Raimo Grönberg (born 8 March 1953 in Oulu, Finland) is a Finnish actor whose career has mainly based on television.

Grönberg began acting in 1978 on television working consistently throughout the 1980s and 1990s appearing in a number of TV series. In film he starred in 1978's The Guarded Village 1944 (Finnish: Vartioitu kylä 1944), the 2003 film Sibelius working with Finnish director Timo Koivusalo and actors such as Martti Suosalo, Heikki Nousiainen, Seela Sella, Miina Turunen and Vesa Vierikko.

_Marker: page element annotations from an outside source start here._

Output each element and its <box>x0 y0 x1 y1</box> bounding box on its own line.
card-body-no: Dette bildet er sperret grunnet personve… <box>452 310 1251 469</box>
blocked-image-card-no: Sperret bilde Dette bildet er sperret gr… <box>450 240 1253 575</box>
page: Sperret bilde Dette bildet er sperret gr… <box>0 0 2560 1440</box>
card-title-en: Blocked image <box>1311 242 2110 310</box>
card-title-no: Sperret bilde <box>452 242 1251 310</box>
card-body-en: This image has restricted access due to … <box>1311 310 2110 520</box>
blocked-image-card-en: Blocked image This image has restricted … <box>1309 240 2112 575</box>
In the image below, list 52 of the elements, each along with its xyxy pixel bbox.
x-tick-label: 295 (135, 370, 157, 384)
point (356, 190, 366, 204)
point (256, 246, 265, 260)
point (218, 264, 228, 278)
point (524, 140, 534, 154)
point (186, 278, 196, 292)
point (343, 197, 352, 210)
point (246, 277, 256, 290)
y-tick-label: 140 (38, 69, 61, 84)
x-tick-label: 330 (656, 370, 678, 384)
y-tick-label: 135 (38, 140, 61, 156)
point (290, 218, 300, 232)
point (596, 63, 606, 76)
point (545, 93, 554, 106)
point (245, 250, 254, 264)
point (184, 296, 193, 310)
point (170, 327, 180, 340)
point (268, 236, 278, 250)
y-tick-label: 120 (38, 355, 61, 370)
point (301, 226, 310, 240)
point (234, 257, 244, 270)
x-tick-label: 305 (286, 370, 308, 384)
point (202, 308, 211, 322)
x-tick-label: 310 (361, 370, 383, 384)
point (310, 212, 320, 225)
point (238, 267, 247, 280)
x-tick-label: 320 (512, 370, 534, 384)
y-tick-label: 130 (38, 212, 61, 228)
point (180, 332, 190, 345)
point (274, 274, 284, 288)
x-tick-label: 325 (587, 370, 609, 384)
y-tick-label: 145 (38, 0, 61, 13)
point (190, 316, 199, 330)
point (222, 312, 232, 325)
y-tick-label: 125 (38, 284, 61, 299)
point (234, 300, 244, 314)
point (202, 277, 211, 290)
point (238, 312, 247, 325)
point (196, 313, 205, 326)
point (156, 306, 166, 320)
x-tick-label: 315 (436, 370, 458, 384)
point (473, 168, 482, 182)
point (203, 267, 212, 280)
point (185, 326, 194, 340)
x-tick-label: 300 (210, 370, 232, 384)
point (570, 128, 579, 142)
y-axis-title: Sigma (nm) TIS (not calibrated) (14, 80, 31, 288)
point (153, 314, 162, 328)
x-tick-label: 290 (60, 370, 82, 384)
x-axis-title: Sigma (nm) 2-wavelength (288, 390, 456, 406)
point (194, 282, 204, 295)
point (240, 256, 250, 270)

He once again worked with director Koivusalo in Kaksipäisen kotkan varjossa in 2005. He is scheduled to star in another Koivusalo film Täällä Pohjantähden alla in 2009.

2009–2013 Grönberg played Seargeant Härmälä in very popular Finnish countryside drama series Pirunpelto. Grönberg is also known as Gunnar Mustavaara in MTV3's soap opera Salatut elämät (2017–). In 2018 he appeared in crime drama series Deadwind.